If you want to stop the strikes, support them
It’s crucial that we support teaching staff if we want this industrial action to cease. If universities do not begin to meet UCU’s requests after these strikes, it’s likely that they will continue to organise industrial action. Staff won’t and shouldn’t give up their reasonable fight to secure decent working conditions and job security.
I get that students might be angry. But I think it important to remember that strikes are a last resort for staff who are trying their best to deliver our education under difficult circumstances. We shouldn’t be getting angry at them. Rather, we should be pointing the blame the university and sector’s management at large.
A University of Nottingham spokesperson said: “We are sorry for any disruption caused to students during the current period of industrial action by members of the University and College Union, and will account for this by rescheduling sessions, providing resources through Moodle, extending deadlines where helpful and ensuring that assessments reflect the learning that has taken place.
“Without reforms to the pension scheme, staff would face increases in how much they pay into the pension of 12 per cent in April and a further 17 per cent in October 2022 – an extra £858 in pension costs over the first twelve months for someone earning £40,000 – with contributions set to rise further every six months until 2025.
“We work within national-level pay arrangements but at Nottingham we also make additional pay increments which mean that a significant proportion of our staff received pay increases in August of between 3.5 per cent and 4.5 per cent.
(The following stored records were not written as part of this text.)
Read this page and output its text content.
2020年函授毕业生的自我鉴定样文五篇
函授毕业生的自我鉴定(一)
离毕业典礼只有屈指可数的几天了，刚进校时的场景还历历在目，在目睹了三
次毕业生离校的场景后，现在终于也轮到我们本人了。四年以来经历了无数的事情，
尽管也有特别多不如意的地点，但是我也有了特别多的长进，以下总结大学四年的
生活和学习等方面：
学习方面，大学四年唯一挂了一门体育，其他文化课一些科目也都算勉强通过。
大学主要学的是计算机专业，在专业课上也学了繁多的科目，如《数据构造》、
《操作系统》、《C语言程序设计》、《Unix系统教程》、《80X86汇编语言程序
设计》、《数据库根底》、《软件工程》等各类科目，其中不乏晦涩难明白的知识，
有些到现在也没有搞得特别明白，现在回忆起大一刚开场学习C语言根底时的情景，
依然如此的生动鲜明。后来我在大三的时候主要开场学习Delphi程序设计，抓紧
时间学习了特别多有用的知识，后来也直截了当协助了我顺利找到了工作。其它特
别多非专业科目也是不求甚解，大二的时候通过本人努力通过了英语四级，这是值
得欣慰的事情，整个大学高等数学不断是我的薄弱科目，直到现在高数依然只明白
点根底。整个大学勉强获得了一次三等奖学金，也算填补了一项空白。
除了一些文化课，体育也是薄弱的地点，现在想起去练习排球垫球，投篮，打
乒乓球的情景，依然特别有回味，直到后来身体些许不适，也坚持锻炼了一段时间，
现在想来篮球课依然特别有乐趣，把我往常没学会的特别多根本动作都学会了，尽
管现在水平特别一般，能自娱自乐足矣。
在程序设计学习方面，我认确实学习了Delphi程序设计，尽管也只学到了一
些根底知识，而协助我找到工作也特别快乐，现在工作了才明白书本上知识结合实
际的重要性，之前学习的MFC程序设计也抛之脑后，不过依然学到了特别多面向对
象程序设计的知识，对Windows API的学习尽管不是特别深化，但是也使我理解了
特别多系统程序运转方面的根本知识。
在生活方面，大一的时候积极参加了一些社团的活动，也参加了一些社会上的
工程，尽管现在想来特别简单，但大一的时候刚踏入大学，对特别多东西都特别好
Currently, we invest more than half of our cost base in staff pay which is consistently higher than the Russell Group average.
“We have also been reducing our gender and ethnicity pay gaps, with a task group dedicated to reducing these further. For colleagues employed on casual contracts, we intend next year to replace these with formal contracts for Graduate Teaching Assistants, and are already piloting their use in a school this year.”
The UoN UCU have been approached for comment but are yet to provide a response.